The Madness of George III
Nottingham Playhouse, 13th November 2018
Flushed with success from his visit to Manchester the Tourist hopped on a train across the Peak District to the proud city of Sheffield, (where I see the Theatres will be staging a Rutherford and Sons next year ahead of a version at the NT, and will then attempt to stage The Life of Pi, which should be interesting), and then on to Nottingham.
An interesting exhibition at Nottingham Contemporary – Feminisms, Gender, Resistance – but the main aim of the visit was the Playhouse and The Madness of George III. Now I booked this on the assumption, as with the Death of a Salesman at the Royal Exchange, that this was as near to a sure-fire winner as it was possible to get in theatrical terms. Alan Bennett at his witty best, but armed here with a riveting biographical story, directed by the ebullient new(ish) Artistic Director at the Playhouse, Adam Penford, and with Mark Gatiss in the lead, and Adrian Scarborough as Dr Willis, in a uniformly excellent cast.
And sure-fire winner it turned out to be. Apparently it has become the biggest box-office hit in the Playhouse’s history. It was screened to millions (I may be exaggerating here) via the NT Live cinema programme and ensured a bunch of critics left their London mansions to deliver a slew of 4* and 5* reviews. The audience on the evening the Tourist attended plainly loved, explicit in the congratulations during the after-show discussions.
I saw the original NT production with Nigel Hawthorne as George back in 1991, the Apollo Theatre revival a few years ago with David Haig at his actorly best, and have seen the film version a fair few times. So you can probably tell I am a bit of a fan. I will assume that, since you are one of the very select band reading this, that you are too, so won’t bore you with plot or historical details. If you don’t I suggest you see the film tout suite.
So what was so good about this production? Well first off Adam Penford has cut out a handful of scenes. AB’s play is already, like most of his work, structured as a series of very short scenes in multiple locations. This guarantees momentum but, allied with AB’s constant urge not to leave a potential quip on the table (which is why it is a comedy after all), can mean the characters, other than the King, come across as a bit thinly sketched. Cutting scenes out might seem counter-intuitive but it does actually mean we become more focussed on the “tragedy” of the King’s breakdown, and then the jubilation of his apparent recovery. I was also more aware here of the King’s relationship with his retinue. The political machinations, Whig vs Tory, the plotting of the Prince Regent and his faction, took a bit more of a back seat.
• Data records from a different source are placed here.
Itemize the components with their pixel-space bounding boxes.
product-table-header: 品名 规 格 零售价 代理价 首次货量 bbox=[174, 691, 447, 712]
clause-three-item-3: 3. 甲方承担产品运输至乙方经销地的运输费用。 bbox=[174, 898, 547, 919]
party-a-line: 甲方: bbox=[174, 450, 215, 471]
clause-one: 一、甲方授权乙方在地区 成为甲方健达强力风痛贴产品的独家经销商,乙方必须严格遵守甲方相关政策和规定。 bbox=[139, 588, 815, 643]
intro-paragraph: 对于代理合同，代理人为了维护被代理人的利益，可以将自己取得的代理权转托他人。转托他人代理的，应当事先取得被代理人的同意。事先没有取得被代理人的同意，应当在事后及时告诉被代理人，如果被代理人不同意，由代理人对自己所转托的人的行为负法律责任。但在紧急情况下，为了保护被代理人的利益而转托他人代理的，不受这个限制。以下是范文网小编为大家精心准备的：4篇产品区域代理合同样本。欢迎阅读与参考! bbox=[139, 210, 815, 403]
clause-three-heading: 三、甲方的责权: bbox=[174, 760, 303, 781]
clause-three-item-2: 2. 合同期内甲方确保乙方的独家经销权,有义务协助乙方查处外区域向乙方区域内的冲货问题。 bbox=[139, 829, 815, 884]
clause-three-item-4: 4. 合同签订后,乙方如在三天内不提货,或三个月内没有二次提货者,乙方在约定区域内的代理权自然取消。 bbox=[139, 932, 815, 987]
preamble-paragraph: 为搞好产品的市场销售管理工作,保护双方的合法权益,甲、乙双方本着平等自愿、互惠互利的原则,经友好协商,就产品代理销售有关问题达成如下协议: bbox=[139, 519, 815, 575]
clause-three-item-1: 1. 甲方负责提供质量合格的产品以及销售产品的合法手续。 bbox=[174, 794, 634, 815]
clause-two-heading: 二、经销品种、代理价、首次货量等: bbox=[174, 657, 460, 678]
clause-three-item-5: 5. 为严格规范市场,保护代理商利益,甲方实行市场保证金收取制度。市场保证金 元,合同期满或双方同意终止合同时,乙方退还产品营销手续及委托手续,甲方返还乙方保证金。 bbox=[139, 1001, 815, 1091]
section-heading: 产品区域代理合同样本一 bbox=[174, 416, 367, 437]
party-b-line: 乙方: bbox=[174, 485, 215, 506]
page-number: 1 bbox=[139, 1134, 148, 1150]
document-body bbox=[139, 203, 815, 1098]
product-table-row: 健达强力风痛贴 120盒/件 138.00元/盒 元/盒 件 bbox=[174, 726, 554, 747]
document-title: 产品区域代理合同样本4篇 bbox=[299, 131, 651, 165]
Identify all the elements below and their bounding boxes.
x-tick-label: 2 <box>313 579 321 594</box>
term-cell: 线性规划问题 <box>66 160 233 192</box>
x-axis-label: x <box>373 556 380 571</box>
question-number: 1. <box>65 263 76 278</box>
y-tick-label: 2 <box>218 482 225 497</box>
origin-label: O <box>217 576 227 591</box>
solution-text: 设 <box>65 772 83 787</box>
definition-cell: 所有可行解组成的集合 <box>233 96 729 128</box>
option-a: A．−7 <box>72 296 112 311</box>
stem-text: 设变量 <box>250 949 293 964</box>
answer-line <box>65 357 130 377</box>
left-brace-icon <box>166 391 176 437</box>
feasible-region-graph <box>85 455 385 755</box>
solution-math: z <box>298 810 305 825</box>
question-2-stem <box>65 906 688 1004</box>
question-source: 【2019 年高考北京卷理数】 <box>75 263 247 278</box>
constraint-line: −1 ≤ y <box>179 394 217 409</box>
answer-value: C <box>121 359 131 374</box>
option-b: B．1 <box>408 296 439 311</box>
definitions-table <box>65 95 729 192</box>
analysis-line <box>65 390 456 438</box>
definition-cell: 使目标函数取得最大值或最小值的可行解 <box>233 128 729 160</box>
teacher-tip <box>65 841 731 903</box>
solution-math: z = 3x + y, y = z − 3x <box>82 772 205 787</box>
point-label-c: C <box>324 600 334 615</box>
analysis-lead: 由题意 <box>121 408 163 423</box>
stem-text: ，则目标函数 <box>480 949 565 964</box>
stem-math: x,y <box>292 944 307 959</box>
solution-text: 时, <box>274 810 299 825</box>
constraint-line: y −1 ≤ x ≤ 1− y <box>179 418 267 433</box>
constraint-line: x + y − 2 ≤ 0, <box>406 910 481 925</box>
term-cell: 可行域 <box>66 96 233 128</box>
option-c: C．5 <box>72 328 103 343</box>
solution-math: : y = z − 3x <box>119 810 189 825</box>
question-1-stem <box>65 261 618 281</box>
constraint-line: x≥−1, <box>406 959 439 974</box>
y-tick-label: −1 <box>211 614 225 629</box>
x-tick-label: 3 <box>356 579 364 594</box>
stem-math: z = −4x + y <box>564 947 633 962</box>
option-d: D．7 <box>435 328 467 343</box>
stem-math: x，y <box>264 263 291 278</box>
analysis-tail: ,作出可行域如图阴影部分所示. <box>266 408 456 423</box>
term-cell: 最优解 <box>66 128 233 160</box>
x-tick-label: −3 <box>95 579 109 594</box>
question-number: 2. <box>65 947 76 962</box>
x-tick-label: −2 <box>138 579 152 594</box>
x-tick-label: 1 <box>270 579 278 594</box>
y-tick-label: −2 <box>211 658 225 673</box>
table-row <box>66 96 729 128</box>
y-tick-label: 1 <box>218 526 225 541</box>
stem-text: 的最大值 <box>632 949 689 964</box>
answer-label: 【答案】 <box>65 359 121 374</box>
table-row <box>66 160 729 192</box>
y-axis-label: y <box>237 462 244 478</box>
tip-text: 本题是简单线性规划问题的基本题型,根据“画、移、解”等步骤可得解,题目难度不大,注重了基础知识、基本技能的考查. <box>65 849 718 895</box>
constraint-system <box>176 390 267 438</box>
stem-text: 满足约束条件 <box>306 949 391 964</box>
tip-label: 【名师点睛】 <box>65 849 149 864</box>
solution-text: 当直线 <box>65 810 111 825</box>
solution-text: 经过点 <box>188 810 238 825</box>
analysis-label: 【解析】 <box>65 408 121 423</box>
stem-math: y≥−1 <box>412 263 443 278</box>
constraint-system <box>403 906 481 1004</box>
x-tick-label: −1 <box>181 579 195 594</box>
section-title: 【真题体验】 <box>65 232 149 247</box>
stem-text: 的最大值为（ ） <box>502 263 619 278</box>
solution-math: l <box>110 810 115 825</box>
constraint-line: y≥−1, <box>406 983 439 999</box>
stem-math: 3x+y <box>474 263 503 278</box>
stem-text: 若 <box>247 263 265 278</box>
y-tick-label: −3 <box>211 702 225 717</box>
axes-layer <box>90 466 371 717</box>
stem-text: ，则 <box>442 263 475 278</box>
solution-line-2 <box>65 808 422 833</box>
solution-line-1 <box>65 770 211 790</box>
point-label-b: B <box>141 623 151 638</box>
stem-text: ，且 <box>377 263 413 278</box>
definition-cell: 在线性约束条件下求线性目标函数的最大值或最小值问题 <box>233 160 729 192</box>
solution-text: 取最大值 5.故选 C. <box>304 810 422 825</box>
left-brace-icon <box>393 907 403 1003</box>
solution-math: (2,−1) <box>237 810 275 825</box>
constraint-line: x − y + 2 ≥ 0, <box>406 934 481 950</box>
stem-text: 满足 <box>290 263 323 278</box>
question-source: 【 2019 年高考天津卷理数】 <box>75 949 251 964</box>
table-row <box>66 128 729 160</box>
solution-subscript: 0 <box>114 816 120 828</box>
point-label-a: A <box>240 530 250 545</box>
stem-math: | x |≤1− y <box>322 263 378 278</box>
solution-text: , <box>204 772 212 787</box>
George III’s 59 year rule saw not just the Regency crisis, but the “loss” of American, the union of GB and Ireland, wars in Europe and throughout the burgeoning Empire, rivalry with France, the Agricultural Revolution and the accumulation of capital to fuel the Industrial Revolution, a new way to finance the monarchy, constitutional change and scientific advances (which George was keenly interested in when he was on top form). Whilst AB’s play only incidentally touches many of these profound changes it does brilliantly capture the dichotomy between the public and private life of the monarchy and the metaphor of the King’s breakdown mirroring the political struggle catalysed by the American War of Independence.
The dynamism of the production was also very well served by Robert Jones’s ingenious set. The various locations were smartly rendered with a series of Georgian style duck-egg painted flats, on stage and suspended, which were moved into place with no interruption to the action at all. Richard Howell’s lighting design, Tom Gibbons’ sound and Lizzi Gee’s movement, as well as some blisteringly quick costume changes, all further contributed to the pace and period feel of the production (most memorably at the end of the first half). A theatre set to point up the theatricality which underpins royalty.
However, and perhaps unsurprisingly, it was the performance of Mark Gatiss that really made the difference. Adrian Scarborough’s Dr Willis, alarmingly forthright in his proto-psychiatric treatment of the King, (pointing up that he was just a man), in the second half, Debra Gillett’s devoted Queen Charlotte, Louise Jameson’s callous Dr Warren, Nicholas Bishop’s morose Pitt, Amanda Hadingue’s presumptuous Fox and Will Scolding’s nincompoop Prince Regent all caught the eye, but all eyes were on Mr Gatiss. As you might expect the comedy flowed easy for him: but better still was the way he caught the pathos of the king as he was plunged into a mania which he could not control but which he understood. “I am not going out of my mind, my mind is going out of me”. The production also doesn’t hold back from showing the physical pain that was inflicted on him by doctors who didn’t have a clue what they were doing. Mr Gattis’s detailing of the King’s speech, tics, convulsions and agonies is mesmerising. Adam Penford was keen to offer a more sympathetic, and contemporary reading, of the King’s mental illness and to avoid seeing his behaviour solely through the lens of humour. Thanks to Mark Gattis’s performance he certainly succeeded.
History play, political drama, comedy. tragedy? This production makes the case for all of these in a forthright way. Thank you Nottingham Playhouse. I’ll be back.